Se nos cuenta que uno es «progre» y, por tanto, a partir de ahí debe construir todos sus pensamientos, pareceres y reflexiones en función de tal posición política. Uno es «facha» y, en consecuencia, no puede dejar de serlo en ninguna de sus manifestaciones cotidianas sea cual sea la índole de estas. ¿Por qué compramos estas premisas si uno puede bajar al mundo real, ese que está alejado de las televisiones y de los políticos, y comprobar que es infinitamente más divertido compartir una caña con quien piensa distinto? ¿Qué hacemos adhiriéndonos a un prospecto de ideas ajenas si las cosas no son buenas o malas en función de qué partido las proponga sino de que cumplan el fin último de contribución al bien común?

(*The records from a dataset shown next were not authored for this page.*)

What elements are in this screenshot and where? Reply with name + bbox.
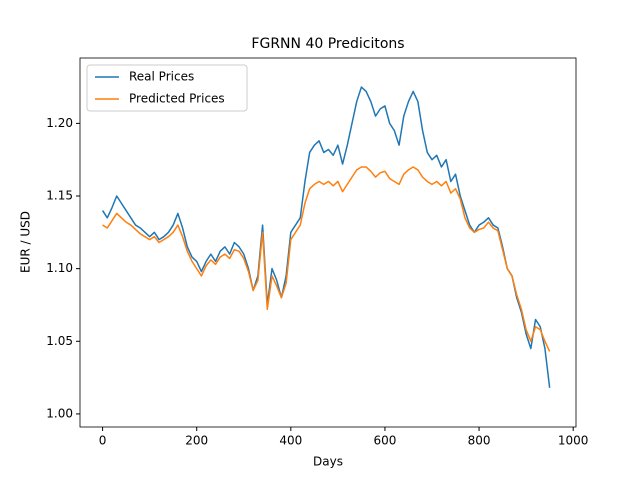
x-tick-label: 600	[373, 434, 396, 448]
y-tick-label: 1.20	[46, 116, 73, 130]
series-line	[102, 166, 551, 352]
x-tick-label: 800	[468, 434, 491, 448]
x-tick-label: 1000	[558, 434, 589, 448]
y-tick-label: 1.00	[46, 406, 73, 420]
y-tick-label: 1.05	[46, 334, 73, 348]
y-tick-label: 1.15	[46, 189, 73, 203]
legend-label: Predicted Prices	[129, 92, 225, 106]
x-tick-label: 400	[279, 434, 302, 448]
legend-box	[86, 64, 248, 112]
chart-title: FGRNN 40 Predicitons	[251, 36, 404, 52]
x-tick-label: 200	[185, 434, 208, 448]
y-tick-label: 1.10	[46, 261, 73, 275]
y-axis-label: EUR / USD	[19, 211, 33, 273]
legend-label: Real Prices	[129, 70, 194, 84]
plot-frame	[79, 57, 577, 428]
x-tick-label: 0	[99, 434, 107, 448]
x-axis-label: Days	[313, 455, 343, 469]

En ocasiones, es importante recordarse a uno mismo una serie de cosas que con demasiada frecuencia olvidamos. Hay una parte de nuestros semejantes que no compartimos y que existe tanto como aquella en la que coincidimos. Cuando nos hacemos «hooligans» de lo político nos estamos privando de permanecer vigilantes frente a los propios errores y de dar al otro la posibilidad para convencernos de que coincidir, a veces, requiere de una primera divergencia que permita destapar lo idéntico con diferente traje. Hacer desatinos compartidos diluye responsabilidades al repartir el patinazo con otro. No somos lo que pensamos hoy sino lo que buscamos con ese pensamiento. La articulación del pensamiento puede estar viciada y, en consecuencia, errada. El fin que se pretende al defender ese pensamiento variable es lo que vale, y en la finalidad última de ese pensamiento, la inmensa mayoría de veces, todos coincidimos, aunque nos digan siempre lo contrario.